My latest inspiration is a new bread recipe which turned out amazing! I say amazing because even I had my doubts that it might not turn out, but it turned out above my expectations. Currently I am trying to avoid milk products which is very sad as I am a girl who loves her cheese, lattes and yogurt!  It is a temporary avoidance thank goodness, but it has pushed me to try one new substitution in my bread that I have not tried. What I decided to use instead of regular milk was Almond Milk which is made from ground almonds.  I often use it as a substitute in my coffee but I had never tried it in baking before.  It comes in Unsweetened, Vanilla and Chocolate flavours.  I decided to shake up this banana bread with the addition of chocolate almond milk and it turned out very flavorful and added moisture to the bread. If you are worried about teh chocolate, this bread does not taste all that chocolately at all, it just gets a hint of the taste and the addition of nuttiness with the almond milk. This is not meant to be a sweet dessert bread, there is very little sugar or sweetness added, so feel free to use it as a everyday breakfast or lunch bread. Hope you Enjoy!

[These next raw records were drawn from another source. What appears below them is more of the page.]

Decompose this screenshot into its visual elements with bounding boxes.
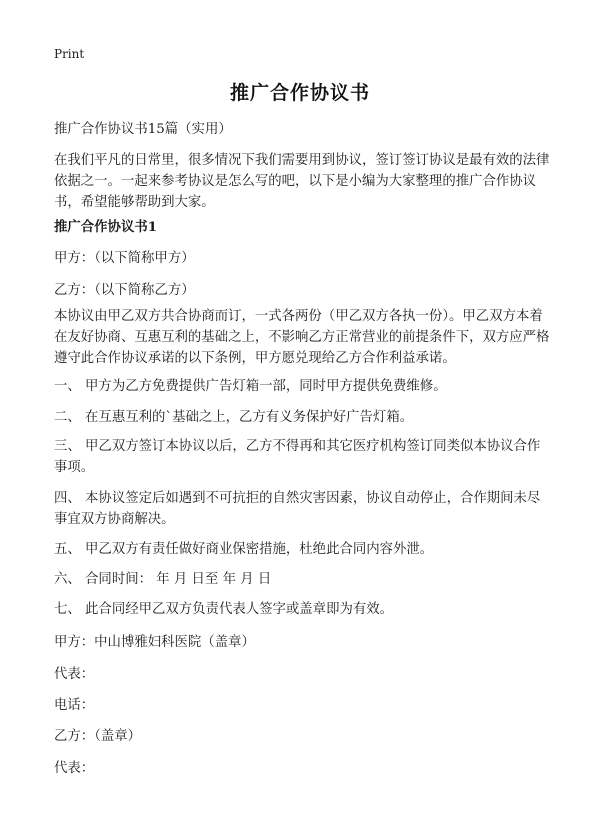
clause-2: 二、 在互惠互利的`基础之上，乙方有义务保护好广告灯箱。 (54, 410, 414, 425)
print-link[interactable]: Print (54, 47, 85, 61)
clause-7: 七、 此合同经甲乙双方负责代表人签字或盖章即为有效。 (54, 602, 394, 617)
signature-phone-a: 电话： (54, 698, 95, 713)
document-subtitle: 推广合作协议书15篇（实用） (54, 122, 232, 137)
clause-5: 五、 甲乙双方有责任做好商业保密措施，杜绝此合同内容外泄。 (54, 542, 434, 557)
party-a-line: 甲方：（以下简称甲方） (54, 251, 195, 266)
clause-6: 六、 合同时间： 年 月 日至 年 月 日 (54, 572, 272, 587)
signature-party-a: 甲方：中山博雅妇科医院（盖章） (54, 635, 255, 650)
document-title: 推广合作协议书 (229, 82, 370, 104)
party-b-line: 乙方：（以下简称乙方） (54, 283, 195, 298)
intro-paragraph: 在我们平凡的日常里，很多情况下我们需要用到协议，签订签订协议是最有效的法律依据之一。一起来参考协议是怎么写的吧，以下是小编为大家整理的推广合作协议书，希望能够帮助到大家。 (54, 153, 550, 210)
signature-party-b: 乙方：（盖章） (54, 729, 142, 744)
agreement-body-paragraph: 本协议由甲乙双方共合协商而订，一式各两份（甲乙双方各执一份）。甲乙双方本着在友好协商、互惠互利的基础之上，不影响乙方正常营业的前提条件下，双方应严格遵守此合作协议承诺的以下条例，甲方愿兑现给乙方合作利益承诺。 (54, 309, 550, 366)
clause-4: 四、 本协议签定后如遇到不可抗拒的自然灾害因素，协议自动停止，合作期间未尽事宜双方协商解决。 (54, 491, 541, 527)
clause-3: 三、 甲乙双方签订本协议以后，乙方不得再和其它医疗机构签订同类似本协议合作事项。 (54, 439, 541, 475)
clause-1: 一、 甲方为乙方免费提供广告灯箱一部，同时甲方提供免费维修。 (54, 379, 447, 394)
signature-rep-b: 代表： (54, 761, 95, 776)
section-heading: 推广合作协议书1 (54, 219, 158, 235)
signature-rep-a: 代表： (54, 667, 95, 682)
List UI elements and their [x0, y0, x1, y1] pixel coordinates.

Chocolate Banana Raisin Bread

2 egg whites
1 large egg, slightly beaten
2 tbsp honey
1 tsp apple cider vinegar
1/4 cup canola oil
1 cup chocolate sweetened almond milk
2 large bananas, mashed
1 tsp salt
3/4 cup brown rice flour
1/4 cup buckwheat flours (you can substitute more brown rice flour if you do not have buckwheat)
1/4 cup cornstarch
1/4 cup tapioca starch (or potato starch)
1/2 cup quinoa flour
1/2 cup sorghum
1 tbsp xanthum gum
1/4 cup flax seeded, cracked 
3/4 cup raisins
2 1/4 tsp bread machine yeast
Optional: This bread has only a faint taste of chocolate from the Almond Milk, but if you like more chocolate I would add 1 tbsp cocoa powder or swap the raisins for chocolate chips. 

1. Add all wet ingredients together in the bottom of the bread machine basket and mix well. 
2. In a separate bowl, add all the dry ingredients together and mix well. 
3. Pour the dry ingredients over top of the wet ingredients in the bread machine basket. 
4. Choose your gluten free cycle on the bread machine or a similar cycle. 
* I always like to check my bread machine half way through mixing cycle to make sure all the ingredients are mixing properly and give it a hand by hand mixing a bit to make sure all the ingredients are incorporated. I also remove the paddle one mixing is complete as to avoid a large hole in the bottom of the loaf. 
5. Once baking is complete, remove from pan and cool on a wire rack. For freezing I find it works best to slice once loaf is cooled, but if you want to enjoy a slice right away it always tastes best freshly baked.